The Leadership Delusion

Blog102Once in a blue moon—no, make that once in a chartreuse moon with auburn highlights—there comes a book about leadership that is useful as more than bookshelf filler.  Leadership and Self-Deception by The Arbinger Institute is one such book, and I recommend you snap it up.

This book goes right to the core of what causes the most chaos and lack of results in organizations and families: self-deception. Published in 2002, Leadership and Self-Deception holds up a mirror to those ugly attitudes we hold against others that are underneath the very behaviors we ourselves display. Put simply, what you do doesn’t matter as much as why you do it.
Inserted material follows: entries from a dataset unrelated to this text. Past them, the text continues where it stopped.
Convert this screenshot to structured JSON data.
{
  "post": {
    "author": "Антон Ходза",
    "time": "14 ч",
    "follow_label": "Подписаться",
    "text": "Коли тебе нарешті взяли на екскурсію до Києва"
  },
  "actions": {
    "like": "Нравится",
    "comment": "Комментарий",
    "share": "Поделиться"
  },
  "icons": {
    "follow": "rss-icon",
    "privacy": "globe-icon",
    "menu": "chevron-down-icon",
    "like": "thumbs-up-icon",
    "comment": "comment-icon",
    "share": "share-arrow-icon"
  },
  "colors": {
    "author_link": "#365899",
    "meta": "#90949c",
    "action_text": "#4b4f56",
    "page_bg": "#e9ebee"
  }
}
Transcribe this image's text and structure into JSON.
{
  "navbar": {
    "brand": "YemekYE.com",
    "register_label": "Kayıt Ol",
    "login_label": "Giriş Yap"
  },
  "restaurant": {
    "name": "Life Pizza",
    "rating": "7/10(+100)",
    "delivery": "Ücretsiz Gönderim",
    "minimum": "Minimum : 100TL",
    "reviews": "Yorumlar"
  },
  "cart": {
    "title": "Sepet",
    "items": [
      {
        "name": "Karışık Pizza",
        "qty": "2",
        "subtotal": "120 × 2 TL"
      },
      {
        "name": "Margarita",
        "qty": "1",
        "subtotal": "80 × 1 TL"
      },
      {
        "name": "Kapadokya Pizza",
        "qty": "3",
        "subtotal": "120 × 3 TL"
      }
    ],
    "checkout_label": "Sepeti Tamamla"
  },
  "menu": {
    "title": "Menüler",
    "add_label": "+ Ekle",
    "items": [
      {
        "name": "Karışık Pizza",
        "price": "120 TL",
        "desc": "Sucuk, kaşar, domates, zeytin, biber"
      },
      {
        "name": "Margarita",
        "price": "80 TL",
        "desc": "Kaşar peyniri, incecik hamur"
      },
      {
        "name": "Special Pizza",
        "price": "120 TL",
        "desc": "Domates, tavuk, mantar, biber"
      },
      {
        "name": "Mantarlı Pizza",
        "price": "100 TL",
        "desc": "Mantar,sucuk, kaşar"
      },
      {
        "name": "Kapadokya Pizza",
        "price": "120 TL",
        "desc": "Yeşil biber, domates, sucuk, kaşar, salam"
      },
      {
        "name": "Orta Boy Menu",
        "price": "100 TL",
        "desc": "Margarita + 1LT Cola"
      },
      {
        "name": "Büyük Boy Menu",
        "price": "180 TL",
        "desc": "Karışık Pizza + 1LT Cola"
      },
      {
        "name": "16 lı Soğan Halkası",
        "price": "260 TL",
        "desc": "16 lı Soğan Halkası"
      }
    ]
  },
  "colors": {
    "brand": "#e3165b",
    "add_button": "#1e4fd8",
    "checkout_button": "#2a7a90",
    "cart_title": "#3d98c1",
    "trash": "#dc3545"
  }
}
People will not follow you if your motives are selfish. The problem is, we often don’t know that our motivation is flawed. We deceive ourselves into thinking that we’re doing the right thing for the right reason when we’re really mired in selfishness.  It becomes such an ingrained habit that it’s hard to break free.

Unfortunately, we are never completely cured of the disease of self-deception. Every human being lives in self-deception a fair amount of time.  We put our needs ahead of the needs of others and treat people as objects—chess pieces on the chess board. Is it any wonder that employee disengagement scores are over 60 percent?

Perhaps the reason the television show The Office is so popular is that Michael, the boss from hell, is the poster child for self-deception. No matter how many communications courses you give to a person who is self-deceived, it always comes out sideways.

Once we get ourselves out of self-service and into the profound service of others, amazing things happen.  People will follow such a leader, gladly and with all pistons firing.

I ask our CEOs to reread this book every year, as I do, to hopefully wince less and become less self-deceived and better able to inspire lasting and positive change.